The memoir describes a Californian college senior who meets a cocky bodybuilder in a cafe where she is a waitress. Pages are devoted to her struggle to keep her virginity. Yet, sex later becomes a vital force in a relationship she desperately wanted to turn into marriage. ''One condition was certain; we could always rely on making love to recharge our intimate connection,'' Baker writes. ''Our emotional life created turbulence, but our passion justified the challenges.'' Baker ultimately learns her boyfriend was unfaithful, which she says Schwarzenegger only admitted years after they split.

Schwarzenegger himself wrote of the relationship. ''Basically it came down to this,'' he said in his 1977 memoir ''Arnold: The Education of a Bodybuilder.'' ''She was a well-balanced woman who wanted an ordinary, solid life, and I was not a well-balanced man and hated the very idea of ordinary life.'' In the book's forward, Schwarzenegger updates his thoughts on the end of their affair. ''Two years later, I met Maria (Shriver), who would become my true love, my soul mate, my partner in life,'' the governor writes of his wife. ''I knew that Barbara's even headedness would sustain her throughout our breakup, but with the perspective of time and in reading her story, I realize just how painful that period in her life was.'' In the interview, Baker said in retrospect she should have broken off her relationship after two years when it became clear marriage was not in the cards.

Her self-published memoir details the sometimes wild early life of the future star of the Terminator films, including his introduction to marijuana. She tells of watching the porno film Deep Throat with Schwarzenegger, and later seeing footage of his bodybuilding routine used in a gay sex film. Furious, Schwarzenegger demanded removal of the images. She also said the fiercely competitive Schwarzenegger could be a difficult companion ahead of contests. ''During these sun-filled months, I had become conditioned to endure an emotionless, increasingly self-centered robot,'' Baker writes. They have seen each other occasionally over the years, and Schwarzenegger sat down for a three-hour interview for the book in 2004.
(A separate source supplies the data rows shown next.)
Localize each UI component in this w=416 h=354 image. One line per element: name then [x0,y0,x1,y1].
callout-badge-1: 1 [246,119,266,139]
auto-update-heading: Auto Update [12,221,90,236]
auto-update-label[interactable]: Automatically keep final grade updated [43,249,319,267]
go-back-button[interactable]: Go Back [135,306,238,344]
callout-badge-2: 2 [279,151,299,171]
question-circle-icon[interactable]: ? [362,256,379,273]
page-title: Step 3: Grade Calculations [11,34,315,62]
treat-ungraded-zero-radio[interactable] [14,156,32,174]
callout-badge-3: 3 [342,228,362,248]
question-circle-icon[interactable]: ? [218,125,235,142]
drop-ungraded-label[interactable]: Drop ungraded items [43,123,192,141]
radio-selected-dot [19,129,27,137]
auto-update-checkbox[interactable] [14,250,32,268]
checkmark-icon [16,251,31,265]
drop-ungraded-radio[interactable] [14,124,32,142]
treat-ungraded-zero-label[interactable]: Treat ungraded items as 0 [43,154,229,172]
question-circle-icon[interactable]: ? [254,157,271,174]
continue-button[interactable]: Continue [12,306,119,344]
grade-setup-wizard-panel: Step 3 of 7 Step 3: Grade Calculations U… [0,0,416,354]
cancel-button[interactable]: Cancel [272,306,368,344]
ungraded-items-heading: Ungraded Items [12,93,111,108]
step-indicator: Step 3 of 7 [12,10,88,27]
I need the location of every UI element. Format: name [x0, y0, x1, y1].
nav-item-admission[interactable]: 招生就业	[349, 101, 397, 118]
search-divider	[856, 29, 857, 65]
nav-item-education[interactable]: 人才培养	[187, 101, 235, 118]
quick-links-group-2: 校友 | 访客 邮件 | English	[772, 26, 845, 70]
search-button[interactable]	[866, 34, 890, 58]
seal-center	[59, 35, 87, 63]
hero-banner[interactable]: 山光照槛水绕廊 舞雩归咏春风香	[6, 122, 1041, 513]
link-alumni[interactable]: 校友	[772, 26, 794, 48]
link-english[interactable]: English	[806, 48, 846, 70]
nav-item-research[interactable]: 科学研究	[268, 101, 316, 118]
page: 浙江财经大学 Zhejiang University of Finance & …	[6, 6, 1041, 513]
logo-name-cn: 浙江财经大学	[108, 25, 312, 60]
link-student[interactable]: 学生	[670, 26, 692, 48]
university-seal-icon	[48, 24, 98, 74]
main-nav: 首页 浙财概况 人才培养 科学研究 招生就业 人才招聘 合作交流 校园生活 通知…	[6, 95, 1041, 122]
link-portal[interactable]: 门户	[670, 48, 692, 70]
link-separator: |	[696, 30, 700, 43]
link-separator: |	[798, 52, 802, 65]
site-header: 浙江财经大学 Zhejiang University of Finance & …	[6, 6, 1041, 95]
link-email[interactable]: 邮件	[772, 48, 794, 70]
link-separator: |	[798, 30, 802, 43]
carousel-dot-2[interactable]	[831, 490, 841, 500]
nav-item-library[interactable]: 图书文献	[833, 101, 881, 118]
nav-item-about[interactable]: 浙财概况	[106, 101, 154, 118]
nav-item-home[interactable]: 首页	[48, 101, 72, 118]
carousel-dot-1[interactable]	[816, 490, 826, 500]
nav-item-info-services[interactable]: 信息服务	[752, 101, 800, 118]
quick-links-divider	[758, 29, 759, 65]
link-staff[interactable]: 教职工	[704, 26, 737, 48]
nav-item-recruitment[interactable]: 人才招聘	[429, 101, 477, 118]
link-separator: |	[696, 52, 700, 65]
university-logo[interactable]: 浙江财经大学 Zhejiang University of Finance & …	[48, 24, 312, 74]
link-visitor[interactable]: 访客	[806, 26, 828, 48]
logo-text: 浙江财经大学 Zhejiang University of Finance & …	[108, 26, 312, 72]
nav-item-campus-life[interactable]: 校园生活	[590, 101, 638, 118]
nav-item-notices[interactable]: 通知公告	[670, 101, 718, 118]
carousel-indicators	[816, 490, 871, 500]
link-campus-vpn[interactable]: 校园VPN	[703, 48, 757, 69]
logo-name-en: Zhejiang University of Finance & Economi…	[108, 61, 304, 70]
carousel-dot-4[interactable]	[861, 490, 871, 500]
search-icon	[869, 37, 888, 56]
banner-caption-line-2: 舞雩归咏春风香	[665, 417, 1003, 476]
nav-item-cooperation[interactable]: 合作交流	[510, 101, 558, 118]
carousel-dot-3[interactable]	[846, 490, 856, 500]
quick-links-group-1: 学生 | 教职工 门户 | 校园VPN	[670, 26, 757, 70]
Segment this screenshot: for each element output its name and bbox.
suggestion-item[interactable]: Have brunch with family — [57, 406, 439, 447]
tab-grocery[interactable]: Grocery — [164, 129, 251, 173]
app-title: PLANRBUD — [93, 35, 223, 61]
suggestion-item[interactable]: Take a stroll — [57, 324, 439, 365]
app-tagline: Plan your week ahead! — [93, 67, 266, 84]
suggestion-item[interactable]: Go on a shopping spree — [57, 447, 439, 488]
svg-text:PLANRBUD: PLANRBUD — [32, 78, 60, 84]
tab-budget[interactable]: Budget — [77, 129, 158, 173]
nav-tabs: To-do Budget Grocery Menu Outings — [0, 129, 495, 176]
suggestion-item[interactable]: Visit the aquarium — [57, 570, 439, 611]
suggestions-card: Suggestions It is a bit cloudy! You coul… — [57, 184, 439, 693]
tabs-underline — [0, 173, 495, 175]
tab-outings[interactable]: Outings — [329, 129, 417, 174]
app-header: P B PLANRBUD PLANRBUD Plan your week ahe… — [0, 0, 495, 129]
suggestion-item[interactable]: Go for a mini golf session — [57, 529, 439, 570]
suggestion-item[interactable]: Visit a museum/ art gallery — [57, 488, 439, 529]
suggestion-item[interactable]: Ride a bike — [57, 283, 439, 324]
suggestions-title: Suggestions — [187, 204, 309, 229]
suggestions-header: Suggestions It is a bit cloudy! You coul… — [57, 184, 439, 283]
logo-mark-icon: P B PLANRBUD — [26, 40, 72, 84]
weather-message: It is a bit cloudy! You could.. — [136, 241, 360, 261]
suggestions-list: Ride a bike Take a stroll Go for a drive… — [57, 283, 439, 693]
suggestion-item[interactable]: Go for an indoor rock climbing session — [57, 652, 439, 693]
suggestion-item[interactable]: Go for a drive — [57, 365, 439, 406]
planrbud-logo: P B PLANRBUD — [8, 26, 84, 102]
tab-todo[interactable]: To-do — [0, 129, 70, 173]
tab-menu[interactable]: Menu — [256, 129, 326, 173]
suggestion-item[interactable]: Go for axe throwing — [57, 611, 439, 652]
''Arnold and Me'' is dedicated to her husband of 13 years John Baker, 63, her fourth. In an interview, John Baker said he felt a bit unusual for his wife to write so intimately of an earlier lover. ''I'm certainly sensitive to it, but I think it's important that people really understand how she felt then,'' Baker said. ''Initially, it was kind of like, gosh, Barbara, do you really want to say all this stuff?''.